Veganism might be considered the example par excellence of passing the buck downward because adopting a vegan lifestyle is conveyed as ethical, environmental, and healthy, and requires no legislation whatsoever. A vegan lifestyle would tie in nicely with the ideals placed by McGrain.
Why this is so should be widely known. A UN report found that animal agriculture was responsible for more greenhouse gasses than the transportation industry. This finding was bolstered by a 2009 study by the Netherlands Environmental Assessment Agency, which concluded that, if everyone went vegan, there would be an approximate 20 percent reduction in greenhouse gasses by 2050, along with a surplus of land. (40 percent of grains raised in the US are used to feed livestock. ) This does not even bring into account the water usage, deforestation, animal suffering, and potential diseases caused by the factory farming of meat. In fact, the UN itself has suggested a global shift towards a vegan diet. In other words, the UN has suggested that the buck be passed downwards.
While veganism renders very real and measurable benefits, the suggestion that veganism take hold of its own accord and avert environmental catastrophe is an extreme form of passing the buck downward, and, as such, it is implausible and utopian. If we consider the consumption of meat to be an evil, it is a recalcitrant evil, like the trade in illegal drugs.
The illegal drug trade/war on drugs is a useful schema by-which to understand the complex relationship between the environmental benefits that we desire of veganism, the law, and the nature of the public. It becomes obvious that, while veganism cannot be legislated, some of the environmental benefits of veganism might be retained by placing constraints upon factory farming.
At the same time that some of the environmental affects of meat consumption can be mitigated through legislation, one can also assume that they cannot and will not be eliminated.
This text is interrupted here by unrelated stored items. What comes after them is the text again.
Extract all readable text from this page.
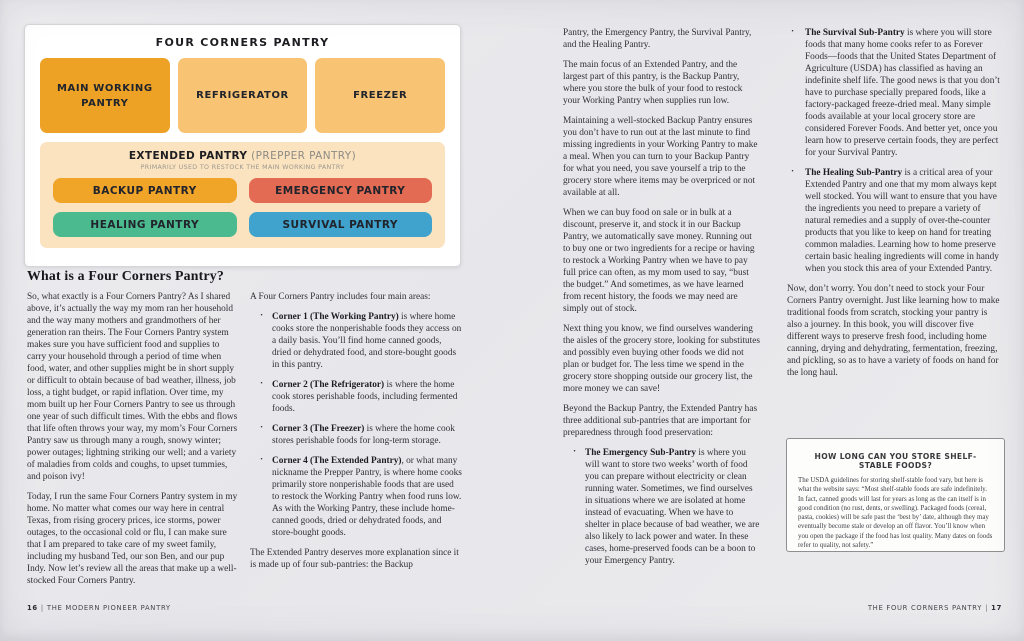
FOUR CORNERS PANTRY
MAIN WORKING PANTRY
REFRIGERATOR	FREEZER
EXTENDED PANTRY (PREPPER PANTRY)
PRIMARILY USED TO RESTOCK THE MAIN WORKING PANTRY
BACKUP PANTRY	EMERGENCY PANTRY
HEALING PANTRY	SURVIVAL PANTRY
What is a Four Corners Pantry?

So, what exactly is a Four Corners Pantry? As I shared above, it’s actually the way my mom ran her household and the way many mothers and grandmothers of her generation ran theirs. The Four Corners Pantry system makes sure you have sufficient food and supplies to carry your household through a period of time when food, water, and other supplies might be in short supply or difficult to obtain because of bad weather, illness, job loss, a tight budget, or rapid inflation. Over time, my mom built up her Four Corners Pantry to see us through one year of such difficult times. With the ebbs and flows that life often throws your way, my mom’s Four Corners Pantry saw us through many a rough, snowy winter; power outages; lightning striking our well; and a variety of maladies from colds and coughs, to upset tummies, and poison ivy!

Today, I run the same Four Corners Pantry system in my home. No matter what comes our way here in central Texas, from rising grocery prices, ice storms, power outages, to the occasional cold or flu, I can make sure that I am prepared to take care of my sweet family, including my husband Ted, our son Ben, and our pup Indy. Now let’s review all the areas that make up a well-stocked Four Corners Pantry.

A Four Corners Pantry includes four main areas:

· Corner 1 (The Working Pantry) is where home cooks store the nonperishable foods they access on a daily basis. You’ll find home canned goods, dried or dehydrated food, and store-bought goods in this pantry.
· Corner 2 (The Refrigerator) is where the home cook stores perishable foods, including fermented foods.
· Corner 3 (The Freezer) is where the home cook stores perishable foods for long-term storage.
· Corner 4 (The Extended Pantry), or what many nickname the Prepper Pantry, is where home cooks primarily store nonperishable foods that are used to restock the Working Pantry when food runs low. As with the Working Pantry, these include home-canned goods, dried or dehydrated foods, and store-bought goods.

The Extended Pantry deserves more explanation since it is made up of four sub-pantries: the Backup

Pantry, the Emergency Pantry, the Survival Pantry, and the Healing Pantry.

The main focus of an Extended Pantry, and the largest part of this pantry, is the Backup Pantry, where you store the bulk of your food to restock your Working Pantry when supplies run low.

Maintaining a well-stocked Backup Pantry ensures you don’t have to run out at the last minute to find missing ingredients in your Working Pantry to make a meal. When you can turn to your Backup Pantry for what you need, you save yourself a trip to the grocery store where items may be overpriced or not available at all.

When we can buy food on sale or in bulk at a discount, preserve it, and stock it in our Backup Pantry, we automatically save money. Running out to buy one or two ingredients for a recipe or having to restock a Working Pantry when we have to pay full price can often, as my mom used to say, “bust the budget.” And sometimes, as we have learned from recent history, the foods we may need are simply out of stock.

Next thing you know, we find ourselves wandering the aisles of the grocery store, looking for substitutes and possibly even buying other foods we did not plan or budget for. The less time we spend in the grocery store shopping outside our grocery list, the more money we can save!

Beyond the Backup Pantry, the Extended Pantry has three additional sub-pantries that are important for preparedness through food preservation:

· The Emergency Sub-Pantry is where you will want to store two weeks’ worth of food you can prepare without electricity or clean running water. Sometimes, we find ourselves in situations where we are isolated at home instead of evacuating. When we have to shelter in place because of bad weather, we are also likely to lack power and water. In these cases, home-preserved foods can be a boon to your Emergency Pantry.
· The Survival Sub-Pantry is where you will store foods that many home cooks refer to as Forever Foods—foods that the United States Department of Agriculture (USDA) has classified as having an indefinite shelf life. The good news is that you don’t have to purchase specially prepared foods, like a factory-packaged freeze-dried meal. Many simple foods available at your local grocery store are considered Forever Foods. And better yet, once you learn how to preserve certain foods, they are perfect for your Survival Pantry.
· The Healing Sub-Pantry is a critical area of your Extended Pantry and one that my mom always kept well stocked. You will want to ensure that you have the ingredients you need to prepare a variety of natural remedies and a supply of over-the-counter products that you like to keep on hand for treating common maladies. Learning how to home preserve certain basic healing ingredients will come in handy when you stock this area of your Extended Pantry.

Now, don’t worry. You don’t need to stock your Four Corners Pantry overnight. Just like learning how to make traditional foods from scratch, stocking your pantry is also a journey. In this book, you will discover five different ways to preserve fresh food, including home canning, drying and dehydrating, fermentation, freezing, and pickling, so as to have a variety of foods on hand for the long haul.

HOW LONG CAN YOU STORE SHELF-STABLE FOODS?

The USDA guidelines for storing shelf-stable food vary, but here is what the website says: “Most shelf-stable foods are safe indefinitely. In fact, canned goods will last for years as long as the can itself is in good condition (no rust, dents, or swelling). Packaged foods (cereal, pasta, cookies) will be safe past the ‘best by’ date, although they may eventually become stale or develop an off flavor. You’ll know when you open the package if the food has lost quality. Many dates on foods refer to quality, not safety.”

16 | THE MODERN PIONEER PANTRY	THE FOUR CORNERS PANTRY | 17
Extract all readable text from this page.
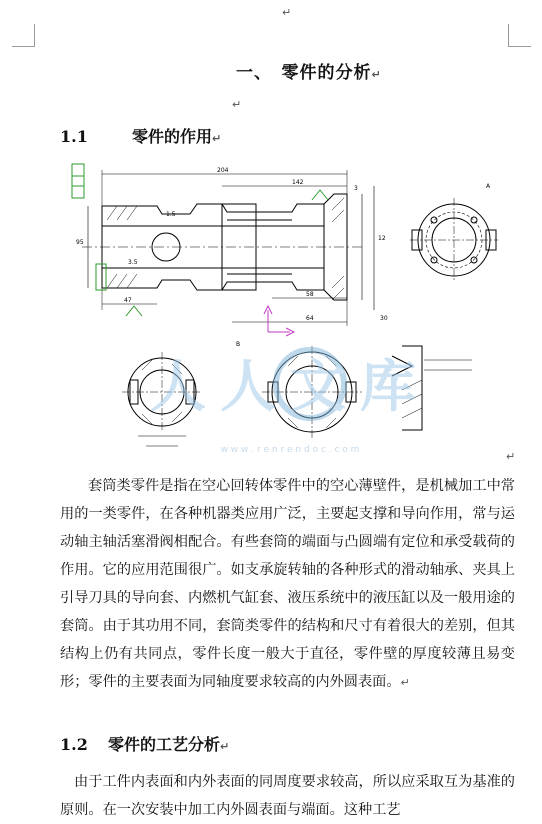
↵
一、　零件的分析↵
↵
1.1	零件的作用↵
204
142
95
58
47
64	30
12
3
3.5
1.5
A
B
人人文库
w w w . r e n r e n d o c . c o m	↵

套筒类零件是指在空心回转体零件中的空心薄壁件，是机械加工中常用的一类零件，在各种机器类应用广泛，主要起支撑和导向作用，常与运动轴主轴活塞滑阀相配合。有些套筒的端面与凸圆端有定位和承受载荷的作用。它的应用范围很广。如支承旋转轴的各种形式的滑动轴承、夹具上引导刀具的导向套、内燃机气缸套、液压系统中的液压缸以及一般用途的套筒。由于其功用不同，套筒类零件的结构和尺寸有着很大的差别，但其结构上仍有共同点，零件长度一般大于直径，零件壁的厚度较薄且易变形；零件的主要表面为同轴度要求较高的内外圆表面。↵

1.2 零件的工艺分析↵

由于工件内表面和内外表面的同周度要求较高，所以应采取互为基准的原则。在一次安装中加工内外圆表面与端面。这种工艺
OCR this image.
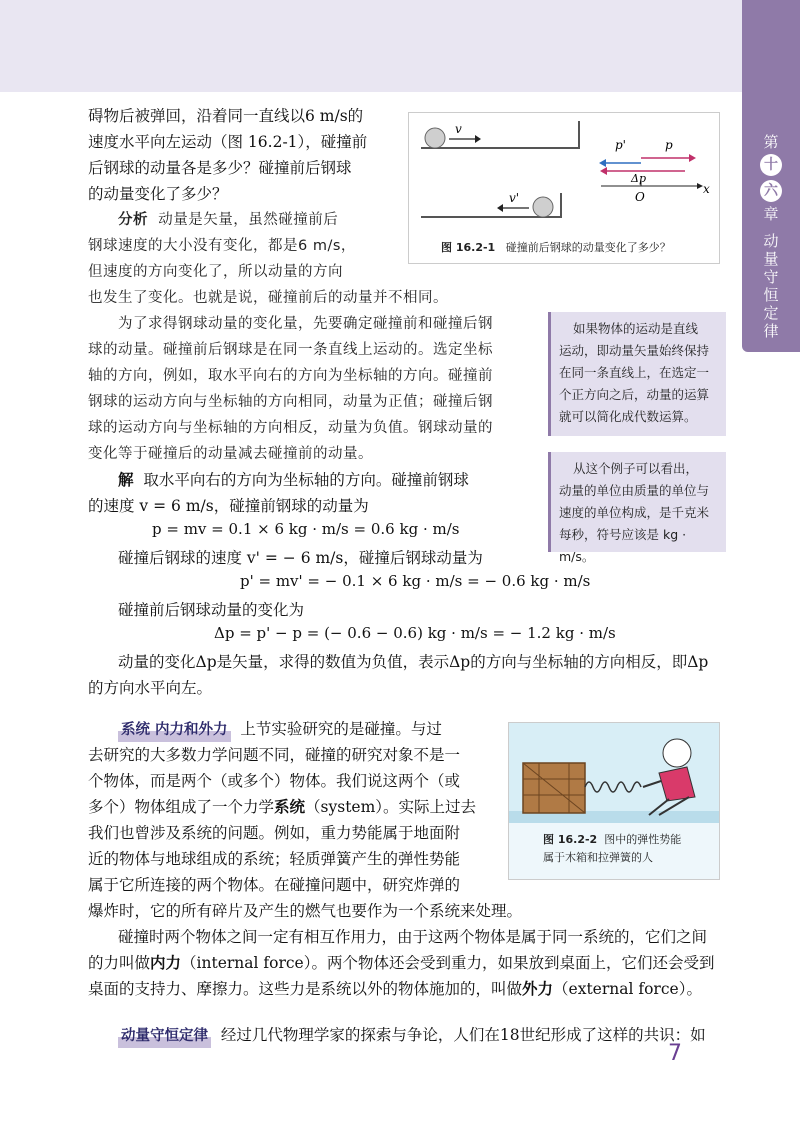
第
十
六
章
动量守恒定律
碍物后被弹回，沿着同一直线以6 m/s的
速度水平向左运动（图 16.2-1），碰撞前
后钢球的动量各是多少？碰撞前后钢球
的动量变化了多少？
分析 动量是矢量，虽然碰撞前后
钢球速度的大小没有变化，都是6 m/s，
但速度的方向变化了，所以动量的方向
也发生了变化。也就是说，碰撞前后的动量并不相同。
为了求得钢球动量的变化量，先要确定碰撞前和碰撞后钢
球的动量。碰撞前后钢球是在同一条直线上运动的。选定坐标
轴的方向，例如，取水平向右的方向为坐标轴的方向。碰撞前
钢球的运动方向与坐标轴的方向相同，动量为正值；碰撞后钢
球的运动方向与坐标轴的方向相反，动量为负值。钢球动量的
变化等于碰撞后的动量减去碰撞前的动量。
解 取水平向右的方向为坐标轴的方向。碰撞前钢球
的速度 v = 6 m/s，碰撞前钢球的动量为
p = mv = 0.1 × 6 kg · m/s = 0.6 kg · m/s
碰撞后钢球的速度 v' = − 6 m/s，碰撞后钢球动量为
p' = mv' = − 0.1 × 6 kg · m/s = − 0.6 kg · m/s
碰撞前后钢球动量的变化为
Δp = p' − p = (− 0.6 − 0.6) kg · m/s = − 1.2 kg · m/s
动量的变化Δp是矢量，求得的数值为负值，表示Δp的方向与坐标轴的方向相反，即Δp
的方向水平向左。
系统 内力和外力 上节实验研究的是碰撞。与过
去研究的大多数力学问题不同，碰撞的研究对象不是一
个物体，而是两个（或多个）物体。我们说这两个（或
多个）物体组成了一个力学系统（system）。实际上过去
我们也曾涉及系统的问题。例如，重力势能属于地面附
近的物体与地球组成的系统；轻质弹簧产生的弹性势能
属于它所连接的两个物体。在碰撞问题中，研究炸弹的
爆炸时，它的所有碎片及产生的燃气也要作为一个系统来处理。
碰撞时两个物体之间一定有相互作用力，由于这两个物体是属于同一系统的，它们之间
的力叫做内力（internal force）。两个物体还会受到重力，如果放到桌面上，它们还会受到
桌面的支持力、摩擦力。这些力是系统以外的物体施加的，叫做外力（external force）。
动量守恒定律 经过几代物理学家的探索与争论，人们在18世纪形成了这样的共识：如
v
v'
p'	p
Δp
O
x
图 16.2-1 碰撞前后钢球的动量变化了多少？
如果物体的运动是直线
运动，即动量矢量始终保持
在同一条直线上，在选定一
个正方向之后，动量的运算
就可以简化成代数运算。
从这个例子可以看出，
动量的单位由质量的单位与
速度的单位构成，是千克米
每秒，符号应该是 kg · m/s。
图 16.2-2 图中的弹性势能
属于木箱和拉弹簧的人
7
Veganism will not prevail, either through legislation or through voluntary means. This realization leads one to focus on what may be perhaps the only solution: focusing on limiting worldwide population growth.
Once we grasp the fact that the entire planet will not go vegan by 2050, or at any point in the foreseeable future, we can begin the process of rational, incremental, top-down change to stabilize environmental situation for future generations. One way of doing so would be to focus on the limitation of the human population itself.
The Way Forward?
Throughout this article, I have attempted to emphasize that the efforts of individuals ought not to be discounted. They may be a necessary condition to secure the future, but they will not be sufficient. It is a dire necessity to force both guilt and responsibility upon the privileged few on account of the proven efficacy of the top-down approach. It has not gone beyond notice that Americans in particular have become disillusioned with government, and government is viewed as already having been thoroughly corrupted by capital. As a result, we suffer from a socio-political cognitive dissonance.
If McGrain’s idea is that we detach from politics and vote with our dollars instead, this article suggests that a renewed political vigor is also required. What form that vigor takes is an open question, but ours is a time when achieving enlightened legislation is more important than ever. Given the degree to which politics is already tied to capital, the necessary measures may not even be legal, requiring a form of civil disobedience. Even extreme forms of civil disobedience would be preferable to genuine revolution. Presumably, placing limits on the global population will have to be a part of any workable scenario.